Schwazer non si difenderà dalle accuse di doping: la NADA nega controanalisi
L'agenzia nazionale antidoping tedesca non procederà all'esame dell'urina “residuale” del controllo antidoping successivo alla gara vinta dal marciatore azzurro in Germania

L'aveva annunciato e così sarà: Alex Schwazer non si difenderà dalle nuove accuse di doping. La NADA Germania, che aveva avviato un procedimento un procedimento nei suoi confronti, non procederà all'esame dell'urina “residuale” del controllo doping del 26.04.2026. Il marciatore azzurro nella conferenza stampa successiva alla comunicazione dell'agenzia nazionale antidoping tedesca l'aveva anticipato: "Se non viene analizzata anche la nostra provetta, quella conservata da Donati, rinuncio alle controanalisi.
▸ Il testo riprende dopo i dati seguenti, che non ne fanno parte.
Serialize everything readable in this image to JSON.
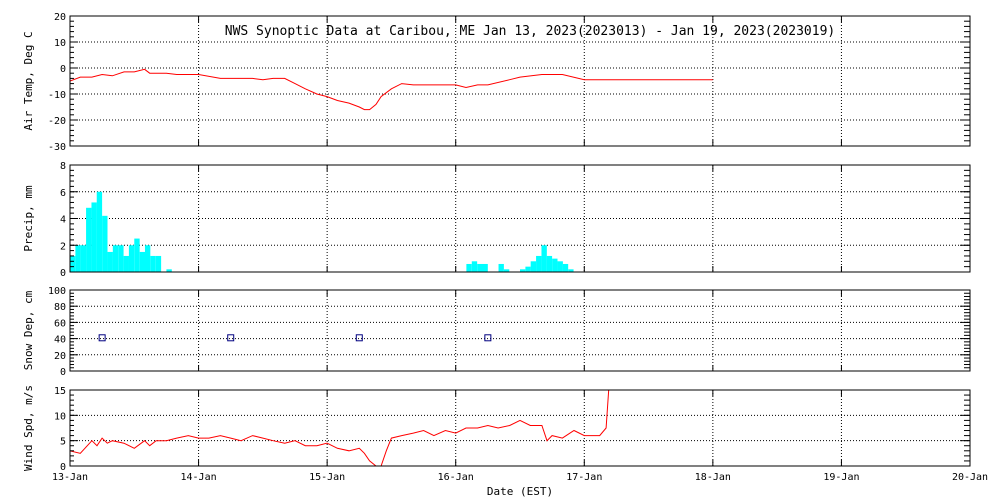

Non voglio più mettere da parte la mia vita per buttarmi in delle procedure, udienze o altro", ha ribadito Schwazer. Di seguito il comunicato diramato dal suo ufficio stampa:
"La NADA Germania ha comunicato di aver fissato il termine del 06.07.2026 ore 10.00 per l’apertura e l’analisi delle prove B in Colonia; nel contempo ha anche reso noto, che non procederà all’esame dell’urina “residuale” del controllo doping del 26.04.2026, consegnata direttamente dagli addetti, perché tale analisi non risponde alle procedure previste dal Codice e perché non sussiste una Chain of Custody ai sensi della WADC / NADC e ISL. Alex Schwazer aveva richiesto la controanalisi delle provette B a condizione che venisse esaminata “la terza provetta” con l’urina “residuale” consegnata sempre in sede di controllo antidoping il 26.04.2026.
A questo punto, Alex Schwazer come, già annunciato, rinuncerà alla controanalisi, perché non ha nessuna fiducia nei controlli effettuati, proprio presso la stessa istituzione, già coinvolta in varie irregolarità connesse al controllo antidoping nel 2016, di cui all’ordinanza del Tribunale / GIP di Bolzano in seguito al procedimento di incidente probatorio ivi instaurato, che parla di un accertamento con alto grado di credibilità razionale di alterazione dei campioni d’urina di Alex Schwazer, per farle risultare positive. L’Avv. Brandstätter ribadisce l’assoluta fiducia in Alex Schwazer, ha richiesto i Documentation Packages delle prove A, e nel rispetto delle decisioni e determinazioni di Alex Schwazer, si riserva opportune iniziative a tutela dello stesso e per la ricerca della verità".